As per the Section 90 of the AP Reorganisation Act, 2014, the Polavaram Irrigation Project is declared as a national project. Therefore, the central government is fully responsible for the execution of the project. But, due to inordinate delay in clearing the bills, the state government is incurring an interest burden of Rs 300 crore. To avoid this, the state urges the Centre to create a revolving fund, but to of no avail.
Developing Backward Areas
As per Section 46(2) of the Reorganisation Act, Central Government may, having regard to the resources available to the successor State of Andhra Pradesh, make appropriate grants and also ensure that adequate benefits and incentives in the form of a Special Development Package are given to the backward areas of that State. The Central Government shall, while considering the Special Development Package for the successor State of Andhra Pradesh, provide adequate incentives, in particular for Rayalaseema and north coastal regions of that State (Section 46(3)). The Section 94(2) of the Act further assures that the Central government shall support the programmes for the development of backward areas in the successor States, including expansion of physical and social infrastructure.
But, so far only Rs 1,050 crore were released at the rate of Rs 150 crore per district.
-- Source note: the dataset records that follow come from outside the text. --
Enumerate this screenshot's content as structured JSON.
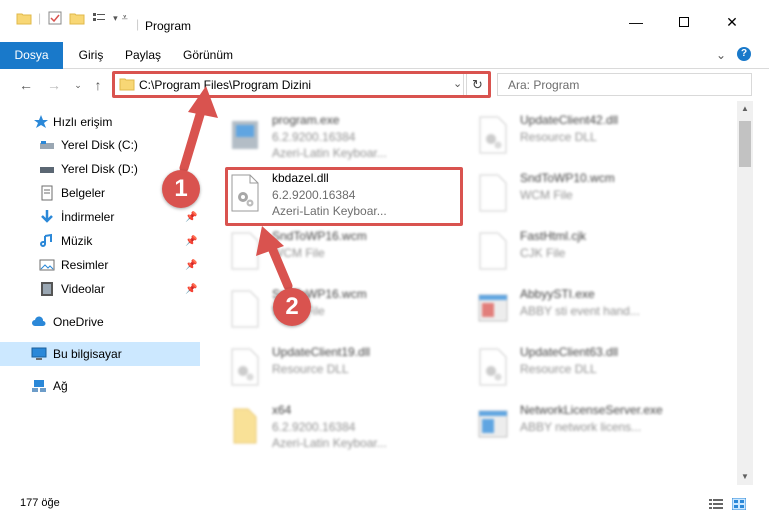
{
  "window": {
    "title": "Program",
    "minimize_icon": "minimize-icon",
    "maximize_icon": "maximize-icon",
    "close_icon": "close-icon"
  },
  "ribbon": {
    "tabs": [
      {
        "label": "Dosya",
        "active": true
      },
      {
        "label": "Giriş",
        "active": false
      },
      {
        "label": "Paylaş",
        "active": false
      },
      {
        "label": "Görünüm",
        "active": false
      }
    ],
    "accent_color": "#1979ca"
  },
  "address": {
    "path": "C:\\Program Files\\Program Dizini"
  },
  "search": {
    "placeholder": "Ara: Program"
  },
  "sidebar": {
    "items": [
      {
        "label": "Hızlı erişim",
        "icon": "star-icon"
      },
      {
        "label": "Yerel Disk (C:)",
        "icon": "drive-icon"
      },
      {
        "label": "Yerel Disk (D:)",
        "icon": "drive-icon"
      },
      {
        "label": "Belgeler",
        "icon": "documents-icon"
      },
      {
        "label": "İndirmeler",
        "icon": "download-icon"
      },
      {
        "label": "Müzik",
        "icon": "music-icon"
      },
      {
        "label": "Resimler",
        "icon": "pictures-icon"
      },
      {
        "label": "Videolar",
        "icon": "video-icon"
      },
      {
        "label": "OneDrive",
        "icon": "cloud-icon"
      },
      {
        "label": "Bu bilgisayar",
        "icon": "computer-icon"
      },
      {
        "label": "Ağ",
        "icon": "network-icon"
      }
    ]
  },
  "files": [
    {
      "name": "program.exe",
      "line2": "6.2.9200.16384",
      "line3": "Azeri-Latin Keyboar..."
    },
    {
      "name": "UpdateClient42.dll",
      "line2": "Resource DLL",
      "line3": ""
    },
    {
      "name": "kbdazel.dll",
      "line2": "6.2.9200.16384",
      "line3": "Azeri-Latin Keyboar..."
    },
    {
      "name": "SndToWP10.wcm",
      "line2": "WCM File",
      "line3": ""
    },
    {
      "name": "SndToWP16.wcm",
      "line2": "WCM File",
      "line3": ""
    },
    {
      "name": "FastHtml.cjk",
      "line2": "CJK File",
      "line3": ""
    },
    {
      "name": "SndToWP16.wcm",
      "line2": "WCM File",
      "line3": ""
    },
    {
      "name": "AbbyySTI.exe",
      "line2": "ABBY sti event hand...",
      "line3": ""
    },
    {
      "name": "UpdateClient19.dll",
      "line2": "Resource DLL",
      "line3": ""
    },
    {
      "name": "UpdateClient63.dll",
      "line2": "Resource DLL",
      "line3": ""
    },
    {
      "name": "x64",
      "line2": "6.2.9200.16384",
      "line3": "Azeri-Latin Keyboar..."
    },
    {
      "name": "NetworkLicenseServer.exe",
      "line2": "ABBY network licens...",
      "line3": ""
    }
  ],
  "status": {
    "count": "177 öğe"
  },
  "annotations": {
    "step1": "1",
    "step2": "2",
    "color": "#d9534f"
  }
}
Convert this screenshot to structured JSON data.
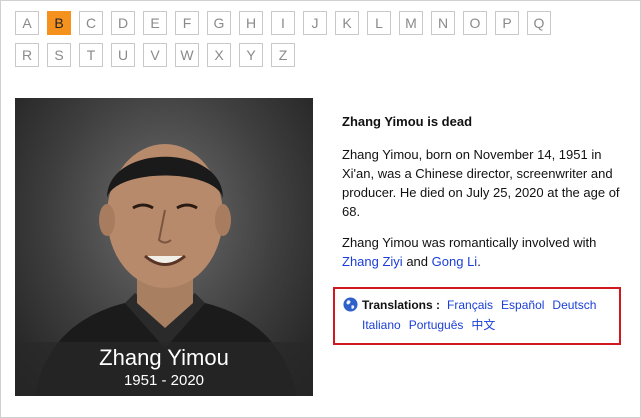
{
  "alphabet": {
    "row1": [
      "A",
      "B",
      "C",
      "D",
      "E",
      "F",
      "G",
      "H",
      "I",
      "J",
      "K",
      "L",
      "M",
      "N",
      "O",
      "P",
      "Q"
    ],
    "row2": [
      "R",
      "S",
      "T",
      "U",
      "V",
      "W",
      "X",
      "Y",
      "Z"
    ],
    "selected": "B"
  },
  "photo": {
    "name": "Zhang Yimou",
    "years": "1951 - 2020"
  },
  "article": {
    "title": "Zhang Yimou is dead",
    "bio": "Zhang Yimou, born on November 14, 1951 in Xi'an, was a Chinese director, screenwriter and producer. He died on July 25, 2020 at the age of 68.",
    "relationship_prefix": "Zhang Yimou was romantically involved with",
    "partner1": "Zhang Ziyi",
    "and": "and",
    "partner2": "Gong Li",
    "period": "."
  },
  "translations": {
    "label": "Translations :",
    "line1": [
      "Français",
      "Español",
      "Deutsch"
    ],
    "line2": [
      "Italiano",
      "Português",
      "中文"
    ]
  },
  "colors": {
    "active_letter": "#f5921e",
    "link": "#1a3fd6",
    "highlight_border": "#d0191f"
  }
}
What kind of infrastructure can be created with this meagre funding, only centre should know.
Green field Capital
The Section 94(3) of the act states that the Central government shall provide special financial support for the creation of essential facilities in the new capital of the successor State of Andhra Pradesh including Raj Bhawan, High Court, Government Secretariat, Legislative Assembly, Legislative Council, and such other essential infrastructure.
Thus, the Reorganisation Act mandates the Centre to fund the construction of a green field capital at Amravati for the state of Andhra Pradesh as the existing capital of Hyderabad became the capital of Telangana. However, no specific resources were mentioned in the act.
Taking advantage of this, the NDA government has granted only Rs 1,500 crore so far. The fact that the underground drainage works taken up in Vijayawada and Guntur were also included in this head on the pretext that these two cities also fall in the capital region has further infuriated the state.
What about Port?
The Centre has to set up Dugarajapatnam Port in the Nellore district of Andhra Pradesh. But, the construction encountered certain objections as sensitive ecosystem of Pulicat Lake and the satellite launching station ISRO of Sriharikota are very near to Dugarajapatnam. But, the Centre neither addresses these hurdles nor proposes an alternative place.
Andhra Pradesh should also get a petroleum refinery and cracking unit as per the bifurcation package. But, the HPCL-GAIL consortium is reportedly seeking a viability gap funding of Rs 1,200 crore per year for a period of 15 years from the state government. The state feels this is unfair as it is the assurance of state bifurcation and any such viability gap funding should come from the Centre itself.
To implement the State Reorganisation Act, the Centre has already set up several educational institutions in the state. But, the flow of funds is tardy and these institutions are yet to take off in any significant manner.